Ahh, I just noticed the problem. Your disks section thinks you're putting the data filesystem on partition 1, but your filesystems section thinks you're putting it directly on an unpartitioned disk. As a result, the partition table is overwriting the start of the filesystem and the filesystem is overwriting the partition table. The fix is to have the filesystems section refer to the partition created in the disks section.

bgilbert commented 2 years ago

Filed https://github.com/coreos/ignition/issues/1397 to automatically generate a warning in this case.
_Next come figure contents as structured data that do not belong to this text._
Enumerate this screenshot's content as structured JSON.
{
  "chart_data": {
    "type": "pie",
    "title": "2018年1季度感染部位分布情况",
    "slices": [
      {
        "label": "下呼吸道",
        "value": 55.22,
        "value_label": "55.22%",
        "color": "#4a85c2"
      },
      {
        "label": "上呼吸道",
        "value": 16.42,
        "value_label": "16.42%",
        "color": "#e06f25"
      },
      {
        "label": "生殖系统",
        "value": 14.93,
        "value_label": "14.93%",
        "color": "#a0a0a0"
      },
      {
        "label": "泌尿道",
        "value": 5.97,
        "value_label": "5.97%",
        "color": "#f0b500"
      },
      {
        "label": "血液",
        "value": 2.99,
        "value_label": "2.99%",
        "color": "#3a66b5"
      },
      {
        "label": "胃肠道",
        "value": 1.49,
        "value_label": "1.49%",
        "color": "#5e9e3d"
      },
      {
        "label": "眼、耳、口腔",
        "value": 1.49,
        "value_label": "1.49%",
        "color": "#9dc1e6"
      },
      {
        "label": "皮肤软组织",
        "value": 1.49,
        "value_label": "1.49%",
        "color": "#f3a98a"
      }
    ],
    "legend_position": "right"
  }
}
stereobutter commented 2 years ago

Thank you a lot for you patience 🙇 Using /dev/disk/by-partlabel/user_data for the filesystem worked as expected 🥳

If you can perhaps point me in the right direction, I'd be happy to try and contribute using the WALA udev rules for azure disks either in the docs or directly in the fcos images for azure. What do you think?

bgilbert commented 2 years ago

Contributions are welcome if you're able to help! Ideally the rules would be included in a Fedora package that we could ship. Failing that, we could consider shipping them directly in fedora-coreos-config. I don't think the docs are a good way to proceed, especially since any udev rules specified via Ignition config don't take affect until after Ignition runs.

dustymabe commented 2 years ago

Regarding udev rules we already include the WALinuxAgent RPM in FCOS and have some glue to copy the udev rules into the initramfs.

One problem I see is that the RPM is a bit out of date with the latest release so maybe we just need to get the maintainer to bump things? --> Open BZ requesting new release be built: https://bugzilla.redhat.com/show_bug.cgi?id=2040980

jlebon commented 7 months ago

The nuclear workaround for this is documented for now at https://github.com/openshift/os/blob/master/docs/faq.md#q-how-do-i-configure-a-secondary-block-device-via-ignitionmc-if-the-name-varies-on-each-node.